Simulating the effect of UMI size on deduplication (sampling from an infinite population)

In order to determine empirically the depth at which one expects to see a single UMI (of a given length) attached to two or more unique starting molecules in a sequencing library, we simulated the problem. To do so, we first created a complete set of UMIs composed only of the letters A, C, G and T, and of length L (where L = 4 data not shown, 8, 10 or 12). The complexity of the full set of available UMIs (C) is dependent on L and increases exponentially as L increases.
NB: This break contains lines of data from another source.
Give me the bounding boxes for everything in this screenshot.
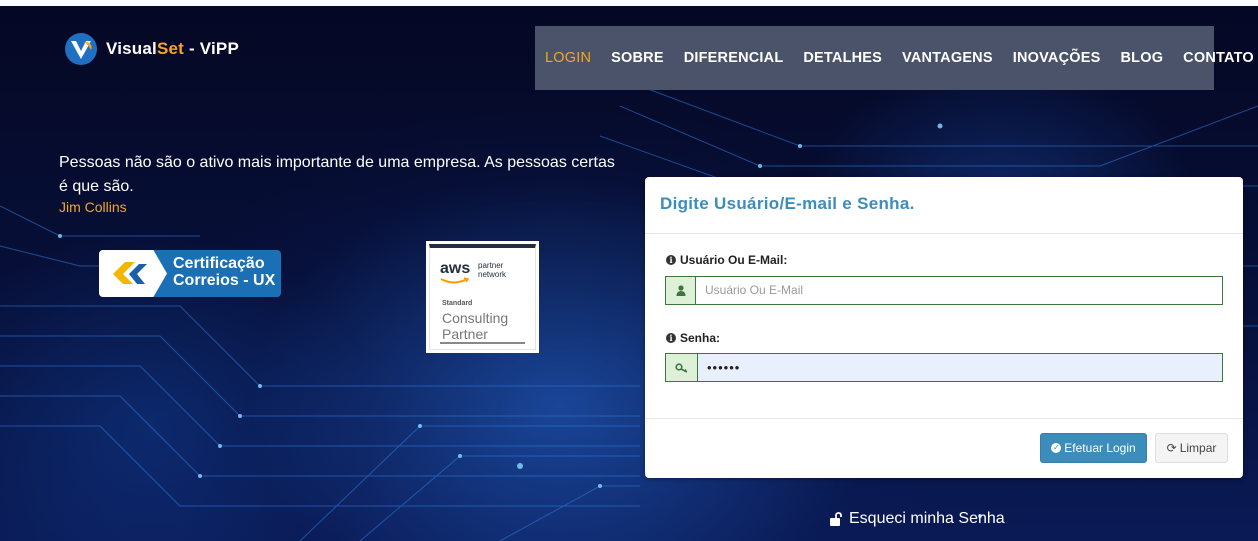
nav-sobre[interactable]: SOBRE [611, 50, 664, 66]
aws-type-line2: Partner [442, 326, 488, 342]
login-panel-footer [645, 418, 1243, 479]
visualset-logo-icon [65, 33, 97, 65]
correios-badge-line2: Correios - UX [173, 272, 276, 289]
aws-badge-bar [440, 342, 525, 344]
nav-diferencial[interactable]: DIFERENCIAL [684, 50, 784, 66]
login-button-label: Efetuar Login [1064, 441, 1136, 455]
login-panel: Digite Usuário/E-mail e Senha. i Usuário … [645, 177, 1243, 478]
aws-partner-line2: network [478, 270, 507, 279]
forgot-password-link[interactable]: Esqueci minha Senha [829, 510, 1005, 528]
password-input[interactable]: •••••• [698, 353, 1223, 382]
info-icon: i [666, 255, 676, 265]
aws-type-line1: Consulting [442, 310, 509, 326]
nav-inovacoes[interactable]: INOVAÇÕES [1013, 50, 1101, 66]
password-label: i Senha: [666, 331, 720, 345]
key-icon [665, 353, 698, 382]
correios-badge-line1: Certificação [173, 255, 265, 272]
unlock-icon [830, 512, 842, 526]
user-label: i Usuário Ou E-Mail: [666, 253, 787, 267]
user-email-input[interactable]: Usuário Ou E-Mail [696, 276, 1223, 305]
password-input-group: •••••• [665, 353, 1223, 382]
login-panel-header: Digite Usuário/E-mail e Senha. [645, 177, 1243, 234]
refresh-icon: ⟳ [1166, 441, 1177, 455]
correios-certification-badge: Certificação Correios - UX [99, 250, 281, 297]
login-button[interactable]: ✓ Efetuar Login [1040, 433, 1147, 463]
user-icon [665, 276, 696, 305]
check-circle-icon: ✓ [1051, 443, 1062, 453]
aws-smile-icon [440, 277, 470, 284]
correios-logo-icon [113, 262, 147, 284]
aws-logo-text: aws [440, 260, 471, 277]
nav-detalhes[interactable]: DETALHES [803, 50, 882, 66]
nav-vantagens[interactable]: VANTAGENS [902, 50, 993, 66]
forgot-password-label: Esqueci minha Senha [849, 510, 1005, 527]
login-panel-title: Digite Usuário/E-mail e Senha. [660, 194, 915, 213]
user-input-group: Usuário Ou E-Mail [665, 276, 1223, 305]
aws-partner-badge: aws partner network Standard Consulting Pa… [426, 241, 539, 353]
quote-text: Pessoas não são o ativo mais importante … [59, 154, 615, 195]
nav-blog[interactable]: BLOG [1120, 50, 1163, 66]
nav-contato[interactable]: CONTATO [1183, 50, 1254, 66]
brand-logo[interactable]: VisualSet - ViPP [64, 32, 239, 66]
quote-author: Jim Collins [59, 199, 127, 215]
aws-partner-line1: partner [478, 261, 504, 270]
main-nav: LOGIN SOBRE DIFERENCIAL DETALHES VANTAGE… [535, 26, 1254, 90]
info-icon: i [666, 333, 676, 343]
brand-name: VisualSet - ViPP [106, 39, 239, 58]
clear-button-label: Limpar [1179, 441, 1217, 455]
clear-button[interactable]: ⟳ Limpar [1155, 433, 1228, 463]
aws-tier: Standard [442, 300, 473, 307]
nav-login[interactable]: LOGIN [545, 50, 591, 66]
For instance, when L = 4, C = 44 = 256; when L = 8, C = 48 = 65,536 and when L = 12, C = 412 = 16,777,216. We then simulated the ligation of UMIs to unique molecules in a starting sample by randomly selecting from the entire population n times and recording each selection. In selecting UMIs, we assume that all unique sequences of length L in the population of UMI’s, called kmers (k), are infinitely abundant and equally likely to be chosen. These assumptions are valid for sequenced samples when the number of UMI’s available far outnumber that of sequenced molecules, which is usually the case. After predefined numbers of selection and multiple rounds of simulation (100), we investigate the unique number of UMIs extracted. Clearly, when C is large and n is small, the probability of selecting the same UMI more than once is close to 0. However, as the number of selections increases and becomes equal or overtakes the number of unique elements in the population, the probability of selecting the same UMI increases likewise, approaching 1. By counting the unique number of UMIs after n selections in the simulated data and plotting the results, the distance between the simulated line (blue) and the expected line when no k is selected twice (red: x = y) represents the number of unique UMI’s extracted more than once. The simulation shows that when L = 8, after only 10,000 selections, a visible separation can be seen between the simulated line and the expected line when no k is selected twice. This implies that at this depth, given this length of UMI, the likelihood of selecting the same UMI more than once becomes apparent.

The probability of selecting a particular UMI two or more times can easily be derived analytically, namely

$$\mathrm{P }= 1{-}\mathrm{Pr}\left(\mathrm{UMI not being sampled}\right) {-}\mathrm{Pr}\left(\mathrm{UMI being sampled exactly once}\right)$$
$$=1-{\left(\frac{C-1}{C}\right)}^{n}-n*\frac{1}{C}*{\left(\frac{C-1}{C}\right)}^{n-1}.$$

For example, when C = 65,536 (L = 8) and n = 10,000 this becomes P = 0.125. Thus, the total number of UMI’s sampled more than once given these parameters is simply P times the number of UMIs available, i.e. P C = 689.5, which matches the simulation.